La imagen de la Divina Misericordia nos hace presente el amor infinito de Dios que, nos ha sido revelado en Cristo Jesús. Como escribió san Juan Pablo II, precisamente porque existe el pecado en el mundo, “Dios, que es amor, no puede revelarse de otro modo si no es como misericordia […] No hay pecado humano que prevalezca por encima de esta fuerza y ni siquiera que la limite” (Dives in misericordia, 13).

El amor misericordioso no solo forma parte —por así decirlo—, de la propia esencia de Dios, sino que también responde a la verdad más profunda del hombre marcado por el pecado y necesitado de conversión. Usando con nosotros de misericordia, Dios realiza “esta acción concreta del amor que, perdonando, transforma y cambia la vida” (Francisco, Misericordia et misera, 2). Dios no es una doctrina ni un conjunto de normas morales. Es un Padre siempre dispuesto a hacernos el bien, a santificarnos y hacernos partícipes de su vida divina, que no conoce el ocaso. “Y es triste cuando el Padre del amor no recibe una respuesta de amor generosa de parte de sus hijos, que se limitan a respetar las reglas, a cumplir los mandamientos, como si fueran asalariados” (Francisco, Homilía, 19.XI.2017). ¡Dios nos llama a algo mucho más grande que a cumplir leyes!

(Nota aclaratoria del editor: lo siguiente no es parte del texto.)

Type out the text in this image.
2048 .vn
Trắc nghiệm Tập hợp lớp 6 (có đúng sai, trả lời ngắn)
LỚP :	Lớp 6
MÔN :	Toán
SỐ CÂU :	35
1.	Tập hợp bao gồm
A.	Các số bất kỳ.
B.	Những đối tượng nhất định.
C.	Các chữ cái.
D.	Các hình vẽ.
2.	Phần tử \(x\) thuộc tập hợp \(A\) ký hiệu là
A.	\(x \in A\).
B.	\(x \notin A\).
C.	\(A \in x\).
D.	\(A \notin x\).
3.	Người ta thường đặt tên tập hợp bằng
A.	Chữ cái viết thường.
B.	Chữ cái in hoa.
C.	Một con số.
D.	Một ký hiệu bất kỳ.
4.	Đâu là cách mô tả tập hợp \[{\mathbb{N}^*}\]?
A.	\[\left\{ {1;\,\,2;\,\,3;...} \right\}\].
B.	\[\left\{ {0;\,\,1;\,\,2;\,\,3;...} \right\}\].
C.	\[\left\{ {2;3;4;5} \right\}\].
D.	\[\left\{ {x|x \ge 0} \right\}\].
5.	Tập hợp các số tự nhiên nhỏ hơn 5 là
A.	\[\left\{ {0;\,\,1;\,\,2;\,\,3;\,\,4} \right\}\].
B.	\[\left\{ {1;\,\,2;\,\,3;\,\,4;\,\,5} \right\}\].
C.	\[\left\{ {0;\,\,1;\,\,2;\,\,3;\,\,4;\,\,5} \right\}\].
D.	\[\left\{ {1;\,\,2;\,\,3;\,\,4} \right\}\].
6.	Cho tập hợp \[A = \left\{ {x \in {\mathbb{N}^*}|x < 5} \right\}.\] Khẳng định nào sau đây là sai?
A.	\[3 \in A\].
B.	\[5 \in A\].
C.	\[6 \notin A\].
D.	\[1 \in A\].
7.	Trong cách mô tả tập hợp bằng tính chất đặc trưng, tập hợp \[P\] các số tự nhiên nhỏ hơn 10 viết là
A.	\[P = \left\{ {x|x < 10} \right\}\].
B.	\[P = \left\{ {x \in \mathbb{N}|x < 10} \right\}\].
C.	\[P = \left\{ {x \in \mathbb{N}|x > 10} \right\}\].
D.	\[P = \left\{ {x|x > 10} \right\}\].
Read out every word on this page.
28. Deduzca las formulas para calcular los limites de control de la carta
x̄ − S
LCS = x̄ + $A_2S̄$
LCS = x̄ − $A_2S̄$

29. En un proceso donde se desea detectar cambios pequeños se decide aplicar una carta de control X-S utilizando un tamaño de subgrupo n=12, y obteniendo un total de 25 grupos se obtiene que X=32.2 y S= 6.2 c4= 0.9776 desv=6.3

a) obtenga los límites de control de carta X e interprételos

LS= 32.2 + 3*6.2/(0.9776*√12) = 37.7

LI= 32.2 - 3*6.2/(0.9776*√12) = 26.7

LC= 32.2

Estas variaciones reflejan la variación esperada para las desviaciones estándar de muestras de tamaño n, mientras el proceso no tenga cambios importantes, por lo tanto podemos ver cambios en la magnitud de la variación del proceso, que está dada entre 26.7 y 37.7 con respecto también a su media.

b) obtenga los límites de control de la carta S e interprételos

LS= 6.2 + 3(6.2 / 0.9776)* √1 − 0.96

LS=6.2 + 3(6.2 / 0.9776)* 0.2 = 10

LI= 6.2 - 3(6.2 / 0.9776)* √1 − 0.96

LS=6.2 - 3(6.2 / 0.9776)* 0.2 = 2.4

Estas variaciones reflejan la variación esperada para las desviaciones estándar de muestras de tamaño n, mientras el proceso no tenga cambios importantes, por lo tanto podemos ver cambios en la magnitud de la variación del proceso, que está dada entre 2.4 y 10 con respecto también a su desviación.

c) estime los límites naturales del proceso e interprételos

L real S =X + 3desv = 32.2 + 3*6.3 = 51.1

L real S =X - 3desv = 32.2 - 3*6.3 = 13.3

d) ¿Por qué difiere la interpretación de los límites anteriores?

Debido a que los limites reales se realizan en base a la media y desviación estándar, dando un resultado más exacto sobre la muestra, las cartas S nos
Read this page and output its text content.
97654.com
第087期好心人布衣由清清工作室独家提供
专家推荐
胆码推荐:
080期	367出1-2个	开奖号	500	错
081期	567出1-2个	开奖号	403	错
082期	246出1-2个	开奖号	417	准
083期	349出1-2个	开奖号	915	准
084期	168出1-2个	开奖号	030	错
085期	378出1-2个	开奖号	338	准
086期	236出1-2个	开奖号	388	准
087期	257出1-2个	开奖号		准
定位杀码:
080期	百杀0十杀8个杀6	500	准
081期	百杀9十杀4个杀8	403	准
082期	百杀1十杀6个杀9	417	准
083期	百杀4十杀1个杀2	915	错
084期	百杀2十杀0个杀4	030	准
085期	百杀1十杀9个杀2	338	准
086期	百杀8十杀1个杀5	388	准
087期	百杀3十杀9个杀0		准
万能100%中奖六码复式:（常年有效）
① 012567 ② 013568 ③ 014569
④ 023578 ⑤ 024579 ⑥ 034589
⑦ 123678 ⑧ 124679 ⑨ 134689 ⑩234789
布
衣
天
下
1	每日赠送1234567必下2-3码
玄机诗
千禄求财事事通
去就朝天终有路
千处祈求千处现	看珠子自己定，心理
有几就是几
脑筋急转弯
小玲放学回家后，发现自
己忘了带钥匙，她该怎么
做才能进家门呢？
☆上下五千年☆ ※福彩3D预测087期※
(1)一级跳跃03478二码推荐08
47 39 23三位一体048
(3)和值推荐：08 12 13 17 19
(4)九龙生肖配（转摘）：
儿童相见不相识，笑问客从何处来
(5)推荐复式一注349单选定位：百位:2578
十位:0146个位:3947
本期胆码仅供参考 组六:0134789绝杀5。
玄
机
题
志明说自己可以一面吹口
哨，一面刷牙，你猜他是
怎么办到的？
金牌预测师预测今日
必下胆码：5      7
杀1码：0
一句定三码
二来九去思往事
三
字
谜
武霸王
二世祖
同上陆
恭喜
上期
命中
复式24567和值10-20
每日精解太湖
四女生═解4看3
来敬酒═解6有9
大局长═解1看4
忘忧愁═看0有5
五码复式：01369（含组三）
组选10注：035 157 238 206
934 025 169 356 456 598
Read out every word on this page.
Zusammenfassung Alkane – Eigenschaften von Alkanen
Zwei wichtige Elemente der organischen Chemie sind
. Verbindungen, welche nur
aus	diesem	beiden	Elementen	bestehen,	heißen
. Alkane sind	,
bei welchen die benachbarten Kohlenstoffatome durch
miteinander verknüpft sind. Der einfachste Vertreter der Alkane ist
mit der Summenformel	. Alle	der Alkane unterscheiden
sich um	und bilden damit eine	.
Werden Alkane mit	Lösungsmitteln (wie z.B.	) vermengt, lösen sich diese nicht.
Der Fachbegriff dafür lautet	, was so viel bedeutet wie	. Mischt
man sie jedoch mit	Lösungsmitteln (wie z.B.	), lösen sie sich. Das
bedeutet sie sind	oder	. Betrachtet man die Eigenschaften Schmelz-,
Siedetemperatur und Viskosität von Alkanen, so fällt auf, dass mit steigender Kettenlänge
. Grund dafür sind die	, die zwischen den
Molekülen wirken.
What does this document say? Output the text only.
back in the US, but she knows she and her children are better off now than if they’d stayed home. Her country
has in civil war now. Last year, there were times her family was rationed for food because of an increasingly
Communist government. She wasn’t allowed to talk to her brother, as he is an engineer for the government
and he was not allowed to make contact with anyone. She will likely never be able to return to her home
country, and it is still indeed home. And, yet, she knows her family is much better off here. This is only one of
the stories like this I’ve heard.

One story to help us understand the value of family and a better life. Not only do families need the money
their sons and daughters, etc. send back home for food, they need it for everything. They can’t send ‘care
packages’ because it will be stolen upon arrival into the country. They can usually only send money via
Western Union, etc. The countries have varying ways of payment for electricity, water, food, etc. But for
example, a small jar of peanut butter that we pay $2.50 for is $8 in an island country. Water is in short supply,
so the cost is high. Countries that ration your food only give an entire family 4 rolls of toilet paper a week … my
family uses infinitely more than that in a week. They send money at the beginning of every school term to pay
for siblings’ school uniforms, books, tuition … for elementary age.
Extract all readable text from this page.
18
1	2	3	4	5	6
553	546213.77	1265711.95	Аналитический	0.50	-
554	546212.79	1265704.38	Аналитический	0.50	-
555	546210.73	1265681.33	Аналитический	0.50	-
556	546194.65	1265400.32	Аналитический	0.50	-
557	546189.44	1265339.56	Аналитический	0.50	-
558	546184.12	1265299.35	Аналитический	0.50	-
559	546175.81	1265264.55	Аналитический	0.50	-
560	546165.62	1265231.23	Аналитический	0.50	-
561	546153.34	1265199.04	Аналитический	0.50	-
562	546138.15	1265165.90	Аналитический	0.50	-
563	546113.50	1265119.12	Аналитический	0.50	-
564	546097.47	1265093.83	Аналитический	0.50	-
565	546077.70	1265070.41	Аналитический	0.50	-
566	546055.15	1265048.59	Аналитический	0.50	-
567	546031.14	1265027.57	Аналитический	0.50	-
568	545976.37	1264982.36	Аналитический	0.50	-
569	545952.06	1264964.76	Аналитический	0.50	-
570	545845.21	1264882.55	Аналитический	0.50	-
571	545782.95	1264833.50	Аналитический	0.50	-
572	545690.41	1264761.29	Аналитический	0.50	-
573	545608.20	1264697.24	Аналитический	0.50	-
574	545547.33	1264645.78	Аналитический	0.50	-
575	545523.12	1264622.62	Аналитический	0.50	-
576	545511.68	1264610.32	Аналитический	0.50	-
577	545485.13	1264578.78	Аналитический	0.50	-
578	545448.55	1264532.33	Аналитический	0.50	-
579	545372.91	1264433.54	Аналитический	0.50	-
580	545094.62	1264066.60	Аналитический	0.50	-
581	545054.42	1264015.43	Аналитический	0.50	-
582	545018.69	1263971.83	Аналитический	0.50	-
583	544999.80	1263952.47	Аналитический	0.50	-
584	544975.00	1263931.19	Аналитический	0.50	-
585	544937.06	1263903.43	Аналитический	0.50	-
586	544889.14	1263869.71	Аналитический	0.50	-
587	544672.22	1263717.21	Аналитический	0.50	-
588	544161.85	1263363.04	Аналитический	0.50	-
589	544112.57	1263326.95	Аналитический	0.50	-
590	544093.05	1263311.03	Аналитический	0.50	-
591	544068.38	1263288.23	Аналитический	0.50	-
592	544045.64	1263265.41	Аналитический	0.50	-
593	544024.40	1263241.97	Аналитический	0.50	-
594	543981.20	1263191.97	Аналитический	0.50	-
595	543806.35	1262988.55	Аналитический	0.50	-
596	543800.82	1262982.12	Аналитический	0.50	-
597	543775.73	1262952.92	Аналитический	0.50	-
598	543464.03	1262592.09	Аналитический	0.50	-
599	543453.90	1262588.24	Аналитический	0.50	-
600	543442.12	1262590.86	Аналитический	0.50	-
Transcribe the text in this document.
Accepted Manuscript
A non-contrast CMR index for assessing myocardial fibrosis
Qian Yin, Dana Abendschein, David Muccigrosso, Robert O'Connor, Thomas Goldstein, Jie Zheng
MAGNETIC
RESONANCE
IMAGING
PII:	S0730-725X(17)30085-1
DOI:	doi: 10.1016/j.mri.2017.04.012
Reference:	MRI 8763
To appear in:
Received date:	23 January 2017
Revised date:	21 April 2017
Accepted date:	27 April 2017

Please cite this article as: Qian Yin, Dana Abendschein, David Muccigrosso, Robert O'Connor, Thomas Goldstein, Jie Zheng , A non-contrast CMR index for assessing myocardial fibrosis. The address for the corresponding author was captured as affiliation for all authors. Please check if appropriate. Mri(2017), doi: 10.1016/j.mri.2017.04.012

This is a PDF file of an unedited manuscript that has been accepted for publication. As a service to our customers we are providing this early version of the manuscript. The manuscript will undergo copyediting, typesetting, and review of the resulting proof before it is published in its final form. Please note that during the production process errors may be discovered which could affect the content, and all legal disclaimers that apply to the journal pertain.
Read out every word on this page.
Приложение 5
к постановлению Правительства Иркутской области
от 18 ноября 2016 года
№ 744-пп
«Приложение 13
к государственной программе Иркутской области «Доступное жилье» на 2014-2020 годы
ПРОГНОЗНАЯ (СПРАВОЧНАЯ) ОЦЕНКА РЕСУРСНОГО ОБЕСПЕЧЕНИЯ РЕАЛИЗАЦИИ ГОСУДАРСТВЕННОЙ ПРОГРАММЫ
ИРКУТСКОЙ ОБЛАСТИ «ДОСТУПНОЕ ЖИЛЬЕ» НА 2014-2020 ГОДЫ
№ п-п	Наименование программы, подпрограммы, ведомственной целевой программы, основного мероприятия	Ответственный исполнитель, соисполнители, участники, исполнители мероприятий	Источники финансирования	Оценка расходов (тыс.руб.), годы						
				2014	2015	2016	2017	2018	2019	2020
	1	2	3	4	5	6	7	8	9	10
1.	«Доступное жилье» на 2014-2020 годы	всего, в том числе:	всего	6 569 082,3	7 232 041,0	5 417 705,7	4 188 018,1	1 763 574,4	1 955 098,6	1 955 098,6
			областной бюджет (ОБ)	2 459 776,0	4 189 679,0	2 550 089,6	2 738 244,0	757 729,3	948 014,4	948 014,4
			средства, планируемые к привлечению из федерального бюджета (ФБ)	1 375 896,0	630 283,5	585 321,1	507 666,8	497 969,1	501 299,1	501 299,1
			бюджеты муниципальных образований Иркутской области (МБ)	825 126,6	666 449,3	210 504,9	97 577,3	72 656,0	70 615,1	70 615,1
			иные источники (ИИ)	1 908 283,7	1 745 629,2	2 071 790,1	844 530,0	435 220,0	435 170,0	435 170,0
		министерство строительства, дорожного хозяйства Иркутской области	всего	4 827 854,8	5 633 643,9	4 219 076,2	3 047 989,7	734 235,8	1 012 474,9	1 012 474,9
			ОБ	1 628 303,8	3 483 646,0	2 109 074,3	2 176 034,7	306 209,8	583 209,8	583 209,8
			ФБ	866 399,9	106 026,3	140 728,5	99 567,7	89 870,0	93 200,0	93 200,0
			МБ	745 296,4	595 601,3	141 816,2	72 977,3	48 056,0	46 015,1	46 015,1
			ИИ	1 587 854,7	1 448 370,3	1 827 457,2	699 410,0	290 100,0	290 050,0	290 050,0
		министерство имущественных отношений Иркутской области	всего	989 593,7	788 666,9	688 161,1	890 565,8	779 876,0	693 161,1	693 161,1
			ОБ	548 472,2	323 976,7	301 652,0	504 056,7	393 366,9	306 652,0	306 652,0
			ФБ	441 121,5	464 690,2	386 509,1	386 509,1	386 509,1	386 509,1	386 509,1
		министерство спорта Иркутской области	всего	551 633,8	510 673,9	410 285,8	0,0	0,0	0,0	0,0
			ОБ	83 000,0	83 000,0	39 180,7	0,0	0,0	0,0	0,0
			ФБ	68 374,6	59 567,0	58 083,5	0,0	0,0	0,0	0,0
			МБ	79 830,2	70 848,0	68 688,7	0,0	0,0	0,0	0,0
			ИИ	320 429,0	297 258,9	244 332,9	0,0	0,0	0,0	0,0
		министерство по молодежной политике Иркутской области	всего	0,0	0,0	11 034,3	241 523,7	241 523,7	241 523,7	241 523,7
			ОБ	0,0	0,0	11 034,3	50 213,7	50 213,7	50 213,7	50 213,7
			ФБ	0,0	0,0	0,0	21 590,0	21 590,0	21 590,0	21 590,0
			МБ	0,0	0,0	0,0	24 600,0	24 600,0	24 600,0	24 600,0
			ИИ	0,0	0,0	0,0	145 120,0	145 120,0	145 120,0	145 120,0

El evangelio de este Domingo de la Divina Misericordia nos presenta dos claros testimonios del amor transformador de Dios. Por un lado, la institución del sacramento de la reconciliación, mediante el cual el Señor nos perdona los pecados y nos restituye en la gracia que nos capacita para vivir alegres haciendo el bien pese a las dificultades por las que eventualmente debamos pasar. Por otro lado, la condescendencia que Jesús tiene con el apóstol Tomás, a quien para hacer posible que crea en la resurrección le permite meter la mano en la llaga de su costado; porque Dios no se complace en la muerte del pecador sino en que se convierta y viva (cfr. Jn 20,27; Ez 33,11).